Food and beverages, which form a substantial share of household spending, rose by 1.6 percent compared to July and 4.58 percent year-on-year. The sharpest increases were seen in oranges (up 59.14 percent), apples (23.35 percent), onions (6.69 percent), and tuna (4.07 percent). The cost of reef fish climbed by 7.88 percent, contributing heavily to the monthly surge.

The fish sub-category alone rose by 3.24 percent month-on-month and 7.06 percent year-on-year, reflecting the volatility of local fish prices that often fluctuate due to weather conditions and seasonal supply constraints.

In contrast, prices for housing, water, electricity, gas, and other fuels fell by 0.33 percent in August, driven mainly by a 2.11 percent drop in electricity prices. However, roofing materials saw a 4.43 percent price increase. Overall, this category has declined by 2.94 percent over the past year, partly offsetting inflationary pressures in other areas.
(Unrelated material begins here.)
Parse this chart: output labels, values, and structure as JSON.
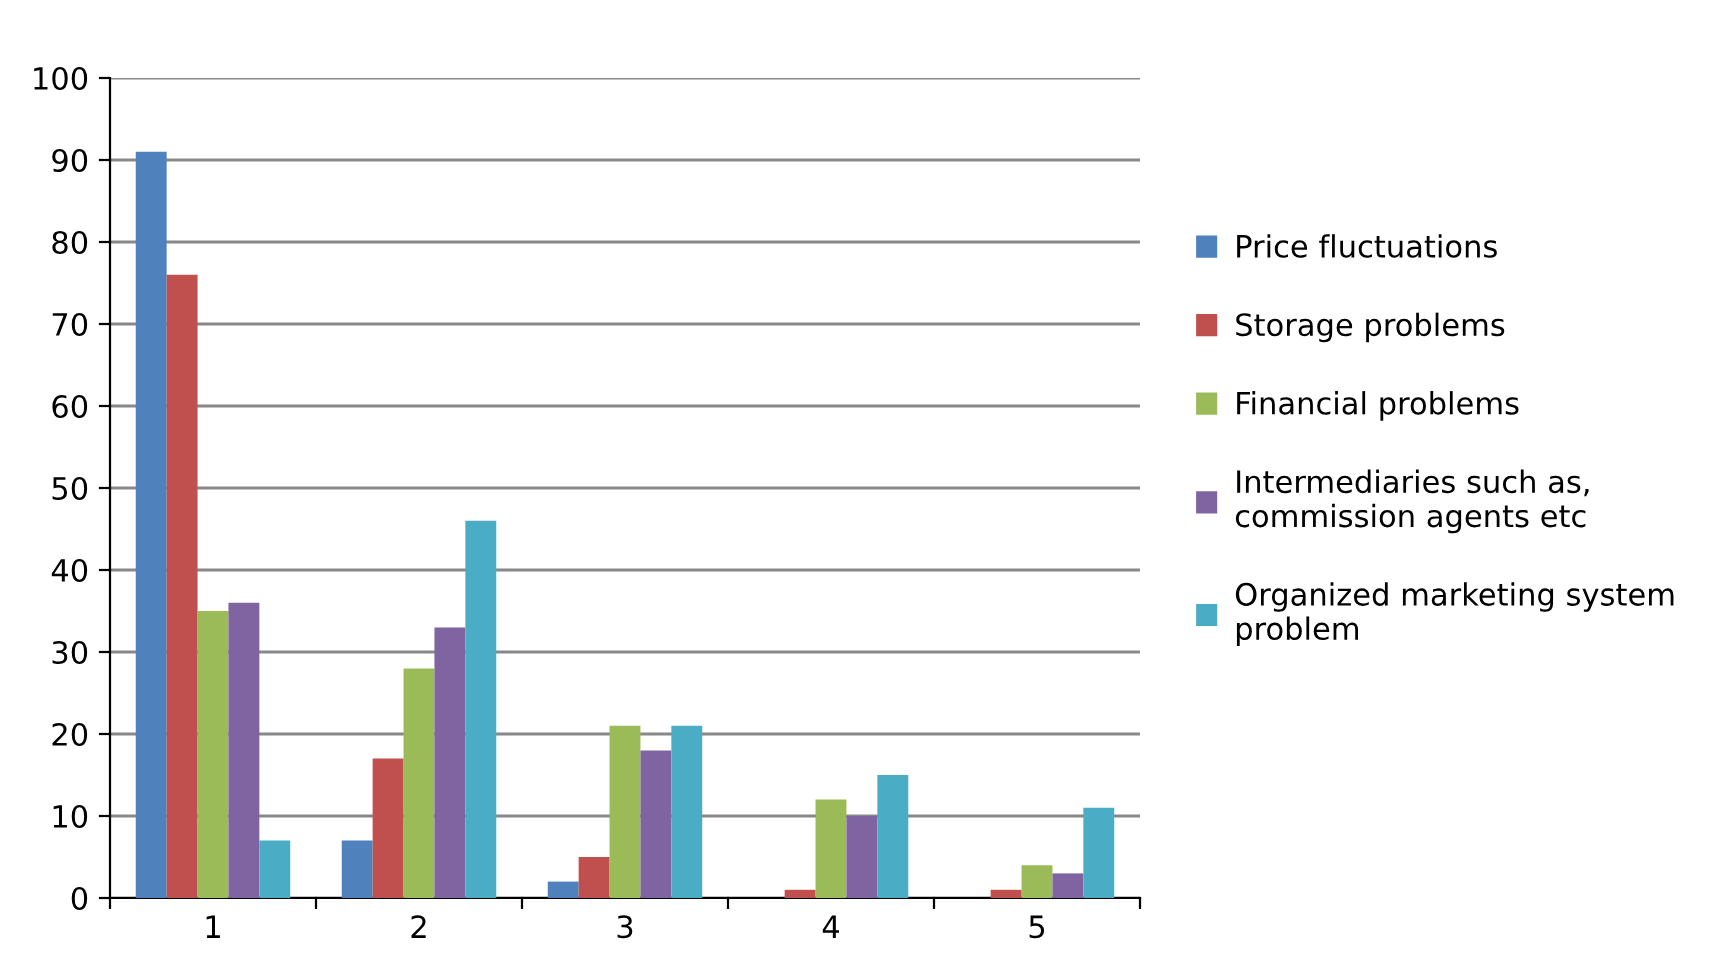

Tobacco and areca nuts recorded the most dramatic year-on-year change, soaring by 108.46 percent. The spike follows the reclassification of tobacco-related expenditures in the CPI methodology, along with rising import costs.

At the geographic level, inflation in the atolls was notably higher than in Malé. Prices rose by 5.59 percent in the atolls year-on-year, compared with 3.20 percent in the capital. The Maldives Bureau of Statistics attributed this gap to sharper increases in food and energy prices in the atolls, where transportation costs amplify price volatility. Month-on-month, the CPI rose by 0.22 percent in Malé and 0.56 percent in the atolls.
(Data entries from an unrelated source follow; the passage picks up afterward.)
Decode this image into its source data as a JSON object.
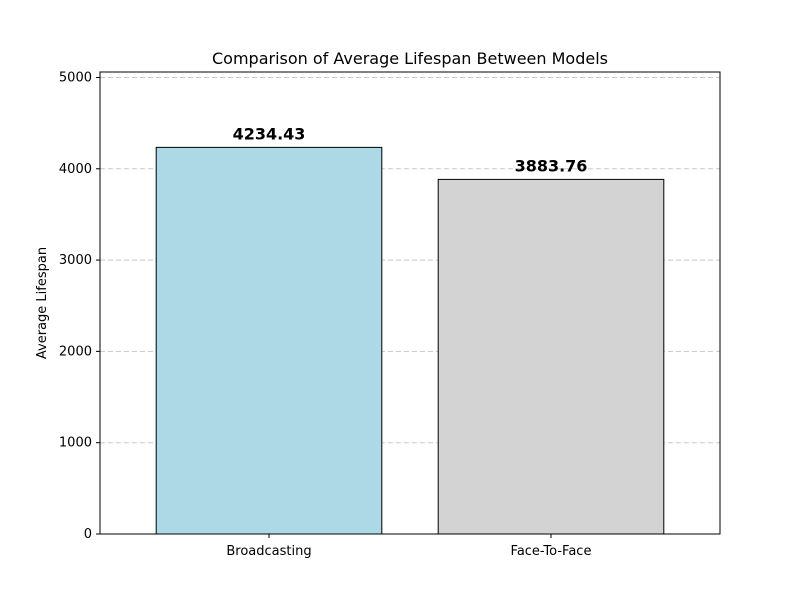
{
  "chart_data": {
    "type": "bar",
    "title": "Comparison of Average Lifespan Between Models",
    "xlabel": "",
    "ylabel": "Average Lifespan",
    "categories": [
      "Broadcasting",
      "Face-To-Face"
    ],
    "values": [
      4234.43,
      3883.76
    ],
    "value_labels": [
      "4234.43",
      "3883.76"
    ],
    "bar_colors": [
      "#add8e6",
      "#d3d3d3"
    ],
    "ylim": [
      0,
      5060
    ],
    "yticks": [
      0,
      1000,
      2000,
      3000,
      4000,
      5000
    ],
    "ytick_labels": [
      "0",
      "1000",
      "2000",
      "3000",
      "4000",
      "5000"
    ],
    "grid": "y-dashed",
    "legend": "none"
  }
}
Transport costs rose modestly by 0.09 percent nationwide, driven mainly by higher international airfare prices. Meanwhile, prices for education, insurance, and health services remained unchanged.

While CPI measures the change in the overall cost of goods and services purchased by households, it is also the primary gauge of inflation in the country. A rise in CPI generally indicates an increase in inflation, meaning that consumers are paying more for the same basket of goods compared to the previous period. The August CPI therefore signals that the rate of inflation has picked up, mainly due to food price increases.

The rise in prices reflects ongoing pressures on household budgets amid uneven economic recovery. While food prices continue to drive inflation, the fall in housing and energy costs has helped temper broader price growth.

The persistence of high food inflation could weigh on consumer spending, particularly in lower-income households. The contrast between urban and atoll inflation also highlights the uneven impact of cost-of-living pressures across the country.

The August CPI release illustrates the delicate balance policymakers face in managing inflation while sustaining economic activity. As the government focuses on fiscal consolidation and clearing pending payments to businesses, the short-term outlook for inflation will depend largely on global commodity prices, import costs, and domestic supply chain stability.